Residents told the Madison Transportation Commission on March 4 that the city needs faster, design-focused action after the fatal pedestrian crash at Burr Oak and South Park.
During the public-comment portion, Sage Gullen Gullenor described the family and neighborhood impact of Sasha Rosen's death and said the intersection has had "5 accidents in 5 years," including multiple serious collisions in 2026. "Where Sasha died at the intersection of Burr Oak and South Park, there have been 5 accidents in 5 years," Gullenor said, arguing the corridor should no longer function as an arterial thoroughfare.
Another registrant, Steph Bugash, who identified herself as a Madison resident and public-health professional, said she crosses Park Street daily and described repeated failures by motorists to stop for a flashing beacon: "I think that the flashing beacon is not enough...if you design the road to be able to go 50, people will go 50." She urged the commission and staff to favor physical traffic-calming measures—bump-outs, lower design speeds and lane reductions—over signs or speed displays.
A third commenter, Alexandre Manot, asked why the city has not pursued citywide speed reductions, noting Paris's recent 19 mph policy and saying the Commission's duty is to improve safety even when measures are unpopular.
Why this matters: speakers connected the recent fatality to a pattern of speeding and risky behavior and repeatedly framed the issue as a design problem (how the street is built and prioritized) rather than an enforcement-only problem. Multiple speakers cited the city's Vision Zero goal and told commissioners the preferred path is to design for the speed and mode priorities the city wants to see in neighborhoods.

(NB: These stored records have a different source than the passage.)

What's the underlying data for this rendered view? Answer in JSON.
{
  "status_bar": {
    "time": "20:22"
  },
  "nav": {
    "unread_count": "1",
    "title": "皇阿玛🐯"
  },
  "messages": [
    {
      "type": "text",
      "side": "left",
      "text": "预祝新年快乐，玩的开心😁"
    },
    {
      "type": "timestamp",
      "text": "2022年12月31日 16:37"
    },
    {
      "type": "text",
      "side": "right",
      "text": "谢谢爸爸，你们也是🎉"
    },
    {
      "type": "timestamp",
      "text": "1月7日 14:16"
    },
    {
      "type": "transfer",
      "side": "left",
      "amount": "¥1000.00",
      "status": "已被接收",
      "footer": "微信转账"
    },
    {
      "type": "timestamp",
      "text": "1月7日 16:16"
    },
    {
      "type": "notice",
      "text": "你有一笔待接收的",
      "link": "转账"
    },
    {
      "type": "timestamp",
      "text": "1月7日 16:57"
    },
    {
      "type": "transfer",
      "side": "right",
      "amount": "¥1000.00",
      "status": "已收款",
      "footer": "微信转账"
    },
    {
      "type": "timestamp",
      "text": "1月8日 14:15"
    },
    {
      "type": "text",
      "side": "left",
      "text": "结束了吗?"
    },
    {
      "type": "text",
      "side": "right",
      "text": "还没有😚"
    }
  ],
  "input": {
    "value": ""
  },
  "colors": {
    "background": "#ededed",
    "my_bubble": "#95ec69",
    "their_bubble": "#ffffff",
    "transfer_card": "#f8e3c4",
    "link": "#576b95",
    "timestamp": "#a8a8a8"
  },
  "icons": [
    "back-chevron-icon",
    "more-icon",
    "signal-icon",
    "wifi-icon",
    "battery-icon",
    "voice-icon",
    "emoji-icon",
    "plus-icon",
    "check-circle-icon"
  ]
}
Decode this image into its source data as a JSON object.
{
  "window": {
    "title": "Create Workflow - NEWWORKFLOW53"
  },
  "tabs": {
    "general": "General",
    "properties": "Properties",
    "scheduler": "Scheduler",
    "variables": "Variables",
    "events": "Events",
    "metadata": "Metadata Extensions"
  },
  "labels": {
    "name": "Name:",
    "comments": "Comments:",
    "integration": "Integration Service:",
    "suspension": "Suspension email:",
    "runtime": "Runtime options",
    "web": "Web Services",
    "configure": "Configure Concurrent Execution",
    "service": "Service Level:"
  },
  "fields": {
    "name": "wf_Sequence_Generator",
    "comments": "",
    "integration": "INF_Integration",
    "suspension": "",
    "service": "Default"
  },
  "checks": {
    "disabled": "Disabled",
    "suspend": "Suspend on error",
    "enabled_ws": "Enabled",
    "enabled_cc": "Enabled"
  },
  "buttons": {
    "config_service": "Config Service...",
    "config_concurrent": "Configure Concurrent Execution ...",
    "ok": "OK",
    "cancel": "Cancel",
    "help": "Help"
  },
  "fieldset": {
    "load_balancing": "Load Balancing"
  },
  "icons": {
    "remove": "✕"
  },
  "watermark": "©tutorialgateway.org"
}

What the Commission heard from staff and members: Chair and staff thanked commenters and acknowledged the public's grief; commissioners asked no formal motions during the public-comment segment. Separately in the meeting staff confirmed Park Street is scheduled for redesign work and acknowledged the need to re-examine crossing treatments and traffic calming in the short term.
Next steps: Commissioners directed staff to continue pedestrian-first design work in upcoming projects and to bring forward candidate short-term safety fixes for high-risk crossings while advancing longer-term redesign efforts.